Push the project to GitHub

Push the repository to GitHub and enable auto‑deployments so that any new change is automatically deployed. You can also fork the original repo.

  1. Log in to Sevalla.
  2. Go to Applications → Create new application and link your GitHub repository.

Create new application on Sevalla

Use the default settings and click Create application.

Add environment variables

After the app is created, go to Environment variables and add your OpenAI key:

VariableValue
OPENAI_API_KEYyour‑openai‑api‑key

Add environment variable

Deploy

  1. Navigate to Deployments → Deploy now.
    The deployment takes 2–3 minutes.

    Deployment in progress

  2. When the build finishes, click Visit app.
    You’ll see the service running at a URL ending in sevalla.app. Replace localhost:8000 with this URL in Postman or any client.

    Live application

Congrats! Your first AI agent with tool‑calling is now live. You can extend it by adding more tools, push updates to GitHub, and Sevalla will redeploy automatically.

Conclusion

Building AI agents is no longer a task reserved for experts. With LangChain you can write a few lines of code to create reasoning tools that respond to users and call functions autonomously.

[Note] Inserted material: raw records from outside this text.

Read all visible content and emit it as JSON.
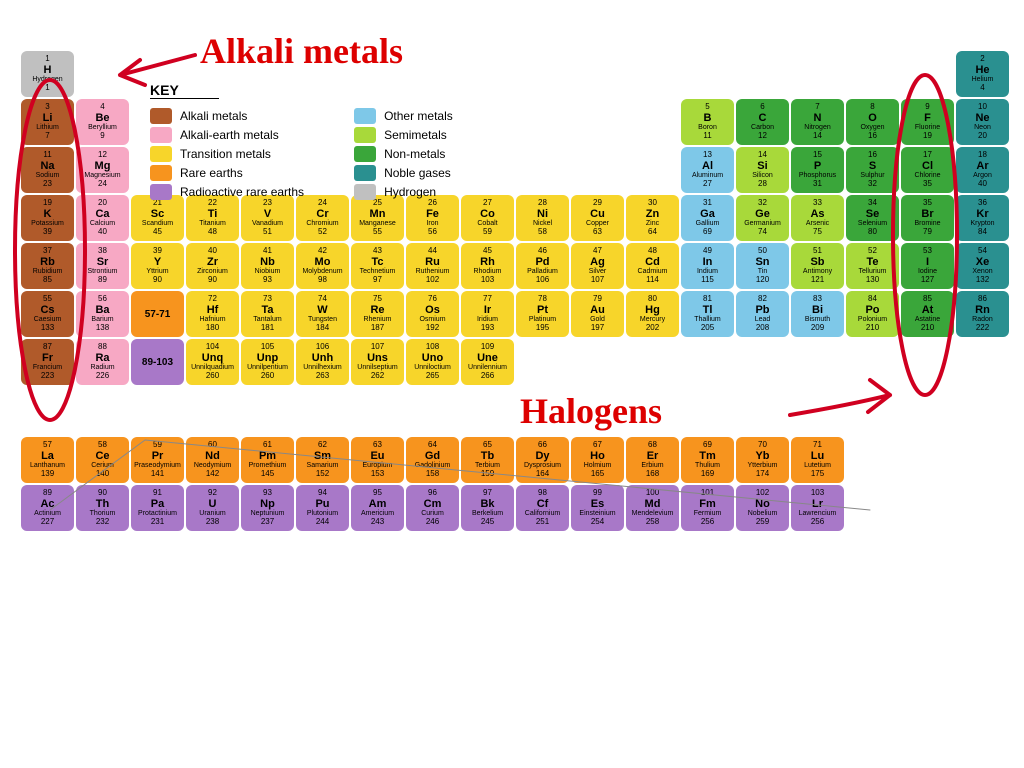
{
  "colors": {
    "hydrogen": "#c0c0c0",
    "alkali": "#b05a2a",
    "alkearth": "#f7a8c4",
    "transition": "#f7d52a",
    "rare": "#f7941e",
    "radioactive": "#a878c8",
    "other": "#7ec8e8",
    "semi": "#a8d93a",
    "nonmetal": "#3aa63a",
    "noble": "#2a9090",
    "annot": "#d00020"
  },
  "key": {
    "title": "KEY",
    "left": [
      {
        "c": "alkali",
        "t": "Alkali metals"
      },
      {
        "c": "alkearth",
        "t": "Alkali-earth metals"
      },
      {
        "c": "transition",
        "t": "Transition metals"
      },
      {
        "c": "rare",
        "t": "Rare earths"
      },
      {
        "c": "radioactive",
        "t": "Radioactive rare earths"
      }
    ],
    "right": [
      {
        "c": "other",
        "t": "Other metals"
      },
      {
        "c": "semi",
        "t": "Semimetals"
      },
      {
        "c": "nonmetal",
        "t": "Non-metals"
      },
      {
        "c": "noble",
        "t": "Noble gases"
      },
      {
        "c": "hydrogen",
        "t": "Hydrogen"
      }
    ]
  },
  "annotations": {
    "alkali": "Alkali metals",
    "halogens": "Halogens"
  },
  "lanth_range": "57-71",
  "act_range": "89-103",
  "elements": [
    {
      "n": 1,
      "s": "H",
      "name": "Hydrogen",
      "m": "1",
      "c": "hydrogen",
      "r": 1,
      "col": 1
    },
    {
      "n": 2,
      "s": "He",
      "name": "Helium",
      "m": "4",
      "c": "noble",
      "r": 1,
      "col": 18
    },
    {
      "n": 3,
      "s": "Li",
      "name": "Lithium",
      "m": "7",
      "c": "alkali",
      "r": 2,
      "col": 1
    },
    {
      "n": 4,
      "s": "Be",
      "name": "Beryllium",
      "m": "9",
      "c": "alkearth",
      "r": 2,
      "col": 2
    },
    {
      "n": 5,
      "s": "B",
      "name": "Boron",
      "m": "11",
      "c": "semi",
      "r": 2,
      "col": 13
    },
    {
      "n": 6,
      "s": "C",
      "name": "Carbon",
      "m": "12",
      "c": "nonmetal",
      "r": 2,
      "col": 14
    },
    {
      "n": 7,
      "s": "N",
      "name": "Nitrogen",
      "m": "14",
      "c": "nonmetal",
      "r": 2,
      "col": 15
    },
    {
      "n": 8,
      "s": "O",
      "name": "Oxygen",
      "m": "16",
      "c": "nonmetal",
      "r": 2,
      "col": 16
    },
    {
      "n": 9,
      "s": "F",
      "name": "Fluorine",
      "m": "19",
      "c": "nonmetal",
      "r": 2,
      "col": 17
    },
    {
      "n": 10,
      "s": "Ne",
      "name": "Neon",
      "m": "20",
      "c": "noble",
      "r": 2,
      "col": 18
    },
    {
      "n": 11,
      "s": "Na",
      "name": "Sodium",
      "m": "23",
      "c": "alkali",
      "r": 3,
      "col": 1
    },
    {
      "n": 12,
      "s": "Mg",
      "name": "Magnesium",
      "m": "24",
      "c": "alkearth",
      "r": 3,
      "col": 2
    },
    {
      "n": 13,
      "s": "Al",
      "name": "Aluminum",
      "m": "27",
      "c": "other",
      "r": 3,
      "col": 13
    },
    {
      "n": 14,
      "s": "Si",
      "name": "Silicon",
      "m": "28",
      "c": "semi",
      "r": 3,
      "col": 14
    },
    {
      "n": 15,
      "s": "P",
      "name": "Phosphorus",
      "m": "31",
      "c": "nonmetal",
      "r": 3,
      "col": 15
    },
    {
      "n": 16,
      "s": "S",
      "name": "Sulphur",
      "m": "32",
      "c": "nonmetal",
      "r": 3,
      "col": 16
    },
    {
      "n": 17,
      "s": "Cl",
      "name": "Chlorine",
      "m": "35",
      "c": "nonmetal",
      "r": 3,
      "col": 17
    },
    {
      "n": 18,
      "s": "Ar",
      "name": "Argon",
      "m": "40",
      "c": "noble",
      "r": 3,
      "col": 18
    },
    {
      "n": 19,
      "s": "K",
      "name": "Potassium",
      "m": "39",
      "c": "alkali",
      "r": 4,
      "col": 1
    },
    {
      "n": 20,
      "s": "Ca",
      "name": "Calcium",
      "m": "40",
      "c": "alkearth",
      "r": 4,
      "col": 2
    },
    {
      "n": 21,
      "s": "Sc",
      "name": "Scandium",
      "m": "45",
      "c": "transition",
      "r": 4,
      "col": 3
    },
    {
      "n": 22,
      "s": "Ti",
      "name": "Titanium",
      "m": "48",
      "c": "transition",
      "r": 4,
      "col": 4
    },
    {
      "n": 23,
      "s": "V",
      "name": "Vanadium",
      "m": "51",
      "c": "transition",
      "r": 4,
      "col": 5
    },
    {
      "n": 24,
      "s": "Cr",
      "name": "Chromium",
      "m": "52",
      "c": "transition",
      "r": 4,
      "col": 6
    },
    {
      "n": 25,
      "s": "Mn",
      "name": "Manganese",
      "m": "55",
      "c": "transition",
      "r": 4,
      "col": 7
    },
    {
      "n": 26,
      "s": "Fe",
      "name": "Iron",
      "m": "56",
      "c": "transition",
      "r": 4,
      "col": 8
    },
    {
      "n": 27,
      "s": "Co",
      "name": "Cobalt",
      "m": "59",
      "c": "transition",
      "r": 4,
      "col": 9
    },
    {
      "n": 28,
      "s": "Ni",
      "name": "Nickel",
      "m": "58",
      "c": "transition",
      "r": 4,
      "col": 10
    },
    {
      "n": 29,
      "s": "Cu",
      "name": "Copper",
      "m": "63",
      "c": "transition",
      "r": 4,
      "col": 11
    },
    {
      "n": 30,
      "s": "Zn",
      "name": "Zinc",
      "m": "64",
      "c": "transition",
      "r": 4,
      "col": 12
    },
    {
      "n": 31,
      "s": "Ga",
      "name": "Gallium",
      "m": "69",
      "c": "other",
      "r": 4,
      "col": 13
    },
    {
      "n": 32,
      "s": "Ge",
      "name": "Germanium",
      "m": "74",
      "c": "semi",
      "r": 4,
      "col": 14
    },
    {
      "n": 33,
      "s": "As",
      "name": "Arsenic",
      "m": "75",
      "c": "semi",
      "r": 4,
      "col": 15
    },
    {
      "n": 34,
      "s": "Se",
      "name": "Selenium",
      "m": "80",
      "c": "nonmetal",
      "r": 4,
      "col": 16
    },
    {
      "n": 35,
      "s": "Br",
      "name": "Bromine",
      "m": "79",
      "c": "nonmetal",
      "r": 4,
      "col": 17
    },
    {
      "n": 36,
      "s": "Kr",
      "name": "Krypton",
      "m": "84",
      "c": "noble",
      "r": 4,
      "col": 18
    },
    {
      "n": 37,
      "s": "Rb",
      "name": "Rubidium",
      "m": "85",
      "c": "alkali",
      "r": 5,
      "col": 1
    },
    {
      "n": 38,
      "s": "Sr",
      "name": "Strontium",
      "m": "89",
      "c": "alkearth",
      "r": 5,
      "col": 2
    },
    {
      "n": 39,
      "s": "Y",
      "name": "Yttrium",
      "m": "90",
      "c": "transition",
      "r": 5,
      "col": 3
    },
    {
      "n": 40,
      "s": "Zr",
      "name": "Zirconium",
      "m": "90",
      "c": "transition",
      "r": 5,
      "col": 4
    },
    {
      "n": 41,
      "s": "Nb",
      "name": "Niobium",
      "m": "93",
      "c": "transition",
      "r": 5,
      "col": 5
    },
    {
      "n": 42,
      "s": "Mo",
      "name": "Molybdenum",
      "m": "98",
      "c": "transition",
      "r": 5,
      "col": 6
    },
    {
      "n": 43,
      "s": "Tc",
      "name": "Technetium",
      "m": "97",
      "c": "transition",
      "r": 5,
      "col": 7
    },
    {
      "n": 44,
      "s": "Ru",
      "name": "Ruthenium",
      "m": "102",
      "c": "transition",
      "r": 5,
      "col": 8
    },
    {
      "n": 45,
      "s": "Rh",
      "name": "Rhodium",
      "m": "103",
      "c": "transition",
      "r": 5,
      "col": 9
    },
    {
      "n": 46,
      "s": "Pd",
      "name": "Palladium",
      "m": "106",
      "c": "transition",
      "r": 5,
      "col": 10
    },
    {
      "n": 47,
      "s": "Ag",
      "name": "Silver",
      "m": "107",
      "c": "transition",
      "r": 5,
      "col": 11
    },
    {
      "n": 48,
      "s": "Cd",
      "name": "Cadmium",
      "m": "114",
      "c": "transition",
      "r": 5,
      "col": 12
    },
    {
      "n": 49,
      "s": "In",
      "name": "Indium",
      "m": "115",
      "c": "other",
      "r": 5,
      "col": 13
    },
    {
      "n": 50,
      "s": "Sn",
      "name": "Tin",
      "m": "120",
      "c": "other",
      "r": 5,
      "col": 14
    },
    {
      "n": 51,
      "s": "Sb",
      "name": "Antimony",
      "m": "121",
      "c": "semi",
      "r": 5,
      "col": 15
    },
    {
      "n": 52,
      "s": "Te",
      "name": "Tellurium",
      "m": "130",
      "c": "semi",
      "r": 5,
      "col": 16
    },
    {
      "n": 53,
      "s": "I",
      "name": "Iodine",
      "m": "127",
      "c": "nonmetal",
      "r": 5,
      "col": 17
    },
    {
      "n": 54,
      "s": "Xe",
      "name": "Xenon",
      "m": "132",
      "c": "noble",
      "r": 5,
      "col": 18
    },
    {
      "n": 55,
      "s": "Cs",
      "name": "Caesium",
      "m": "133",
      "c": "alkali",
      "r": 6,
      "col": 1
    },
    {
      "n": 56,
      "s": "Ba",
      "name": "Barium",
      "m": "138",
      "c": "alkearth",
      "r": 6,
      "col": 2
    },
    {
      "n": 72,
      "s": "Hf",
      "name": "Hafnium",
      "m": "180",
      "c": "transition",
      "r": 6,
      "col": 4
    },
    {
      "n": 73,
      "s": "Ta",
      "name": "Tantalum",
      "m": "181",
      "c": "transition",
      "r": 6,
      "col": 5
    },
    {
      "n": 74,
      "s": "W",
      "name": "Tungsten",
      "m": "184",
      "c": "transition",
      "r": 6,
      "col": 6
    },
    {
      "n": 75,
      "s": "Re",
      "name": "Rhenium",
      "m": "187",
      "c": "transition",
      "r": 6,
      "col": 7
    },
    {
      "n": 76,
      "s": "Os",
      "name": "Osmium",
      "m": "192",
      "c": "transition",
      "r": 6,
      "col": 8
    },
    {
      "n": 77,
      "s": "Ir",
      "name": "Iridium",
      "m": "193",
      "c": "transition",
      "r": 6,
      "col": 9
    },
    {
      "n": 78,
      "s": "Pt",
      "name": "Platinum",
      "m": "195",
      "c": "transition",
      "r": 6,
      "col": 10
    },
    {
      "n": 79,
      "s": "Au",
      "name": "Gold",
      "m": "197",
      "c": "transition",
      "r": 6,
      "col": 11
    },
    {
      "n": 80,
      "s": "Hg",
      "name": "Mercury",
      "m": "202",
      "c": "transition",
      "r": 6,
      "col": 12
    },
    {
      "n": 81,
      "s": "Tl",
      "name": "Thallium",
      "m": "205",
      "c": "other",
      "r": 6,
      "col": 13
    },
    {
      "n": 82,
      "s": "Pb",
      "name": "Lead",
      "m": "208",
      "c": "other",
      "r": 6,
      "col": 14
    },
    {
      "n": 83,
      "s": "Bi",
      "name": "Bismuth",
      "m": "209",
      "c": "other",
      "r": 6,
      "col": 15
    },
    {
      "n": 84,
      "s": "Po",
      "name": "Polonium",
      "m": "210",
      "c": "semi",
      "r": 6,
      "col": 16
    },
    {
      "n": 85,
      "s": "At",
      "name": "Astatine",
      "m": "210",
      "c": "nonmetal",
      "r": 6,
      "col": 17
    },
    {
      "n": 86,
      "s": "Rn",
      "name": "Radon",
      "m": "222",
      "c": "noble",
      "r": 6,
      "col": 18
    },
    {
      "n": 87,
      "s": "Fr",
      "name": "Francium",
      "m": "223",
      "c": "alkali",
      "r": 7,
      "col": 1
    },
    {
      "n": 88,
      "s": "Ra",
      "name": "Radium",
      "m": "226",
      "c": "alkearth",
      "r": 7,
      "col": 2
    },
    {
      "n": 104,
      "s": "Unq",
      "name": "Unnilquadium",
      "m": "260",
      "c": "transition",
      "r": 7,
      "col": 4
    },
    {
      "n": 105,
      "s": "Unp",
      "name": "Unnilpentium",
      "m": "260",
      "c": "transition",
      "r": 7,
      "col": 5
    },
    {
      "n": 106,
      "s": "Unh",
      "name": "Unnilhexium",
      "m": "263",
      "c": "transition",
      "r": 7,
      "col": 6
    },
    {
      "n": 107,
      "s": "Uns",
      "name": "Unnilseptium",
      "m": "262",
      "c": "transition",
      "r": 7,
      "col": 7
    },
    {
      "n": 108,
      "s": "Uno",
      "name": "Unniloctium",
      "m": "265",
      "c": "transition",
      "r": 7,
      "col": 8
    },
    {
      "n": 109,
      "s": "Une",
      "name": "Unnilennium",
      "m": "266",
      "c": "transition",
      "r": 7,
      "col": 9
    },
    {
      "n": 57,
      "s": "La",
      "name": "Lanthanum",
      "m": "139",
      "c": "rare",
      "r": 8,
      "col": 1
    },
    {
      "n": 58,
      "s": "Ce",
      "name": "Cerium",
      "m": "140",
      "c": "rare",
      "r": 8,
      "col": 2
    },
    {
      "n": 59,
      "s": "Pr",
      "name": "Praseodymium",
      "m": "141",
      "c": "rare",
      "r": 8,
      "col": 3
    },
    {
      "n": 60,
      "s": "Nd",
      "name": "Neodymium",
      "m": "142",
      "c": "rare",
      "r": 8,
      "col": 4
    },
    {
      "n": 61,
      "s": "Pm",
      "name": "Promethium",
      "m": "145",
      "c": "rare",
      "r": 8,
      "col": 5
    },
    {
      "n": 62,
      "s": "Sm",
      "name": "Samarium",
      "m": "152",
      "c": "rare",
      "r": 8,
      "col": 6
    },
    {
      "n": 63,
      "s": "Eu",
      "name": "Europium",
      "m": "153",
      "c": "rare",
      "r": 8,
      "col": 7
    },
    {
      "n": 64,
      "s": "Gd",
      "name": "Gadolinium",
      "m": "158",
      "c": "rare",
      "r": 8,
      "col": 8
    },
    {
      "n": 65,
      "s": "Tb",
      "name": "Terbium",
      "m": "159",
      "c": "rare",
      "r": 8,
      "col": 9
    },
    {
      "n": 66,
      "s": "Dy",
      "name": "Dysprosium",
      "m": "164",
      "c": "rare",
      "r": 8,
      "col": 10
    },
    {
      "n": 67,
      "s": "Ho",
      "name": "Holmium",
      "m": "165",
      "c": "rare",
      "r": 8,
      "col": 11
    },
    {
      "n": 68,
      "s": "Er",
      "name": "Erbium",
      "m": "168",
      "c": "rare",
      "r": 8,
      "col": 12
    },
    {
      "n": 69,
      "s": "Tm",
      "name": "Thulium",
      "m": "169",
      "c": "rare",
      "r": 8,
      "col": 13
    },
    {
      "n": 70,
      "s": "Yb",
      "name": "Ytterbium",
      "m": "174",
      "c": "rare",
      "r": 8,
      "col": 14
    },
    {
      "n": 71,
      "s": "Lu",
      "name": "Lutetium",
      "m": "175",
      "c": "rare",
      "r": 8,
      "col": 15
    },
    {
      "n": 89,
      "s": "Ac",
      "name": "Actinium",
      "m": "227",
      "c": "radioactive",
      "r": 9,
      "col": 1
    },
    {
      "n": 90,
      "s": "Th",
      "name": "Thorium",
      "m": "232",
      "c": "radioactive",
      "r": 9,
      "col": 2
    },
    {
      "n": 91,
      "s": "Pa",
      "name": "Protactinium",
      "m": "231",
      "c": "radioactive",
      "r": 9,
      "col": 3
    },
    {
      "n": 92,
      "s": "U",
      "name": "Uranium",
      "m": "238",
      "c": "radioactive",
      "r": 9,
      "col": 4
    },
    {
      "n": 93,
      "s": "Np",
      "name": "Neptunium",
      "m": "237",
      "c": "radioactive",
      "r": 9,
      "col": 5
    },
    {
      "n": 94,
      "s": "Pu",
      "name": "Plutonium",
      "m": "244",
      "c": "radioactive",
      "r": 9,
      "col": 6
    },
    {
      "n": 95,
      "s": "Am",
      "name": "Americium",
      "m": "243",
      "c": "radioactive",
      "r": 9,
      "col": 7
    },
    {
      "n": 96,
      "s": "Cm",
      "name": "Curium",
      "m": "246",
      "c": "radioactive",
      "r": 9,
      "col": 8
    },
    {
      "n": 97,
      "s": "Bk",
      "name": "Berkelium",
      "m": "245",
      "c": "radioactive",
      "r": 9,
      "col": 9
    },
    {
      "n": 98,
      "s": "Cf",
      "name": "Californium",
      "m": "251",
      "c": "radioactive",
      "r": 9,
      "col": 10
    },
    {
      "n": 99,
      "s": "Es",
      "name": "Einsteinium",
      "m": "254",
      "c": "radioactive",
      "r": 9,
      "col": 11
    },
    {
      "n": 100,
      "s": "Md",
      "name": "Mendelevium",
      "m": "258",
      "c": "radioactive",
      "r": 9,
      "col": 12
    },
    {
      "n": 101,
      "s": "Fm",
      "name": "Fermium",
      "m": "256",
      "c": "radioactive",
      "r": 9,
      "col": 13
    },
    {
      "n": 102,
      "s": "No",
      "name": "Nobelium",
      "m": "259",
      "c": "radioactive",
      "r": 9,
      "col": 14
    },
    {
      "n": 103,
      "s": "Lr",
      "name": "Lawrencium",
      "m": "256",
      "c": "radioactive",
      "r": 9,
      "col": 15
    }
  ]
}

Wrapping the agent with FastAPI gives it a clean HTTP doorway that apps and users can access. Finally, Sevalla makes it easy to push the agent to production, monitor it, and iterate quickly.

This journey—from an idea to a deployed service—illustrates modern AI development. Start small, explore tools, wrap them, deploy, then iterate, add capabilities, and plug in real‑world services. Before long you’ll have a smart, living agent online. That’s the power of today’s AI wave.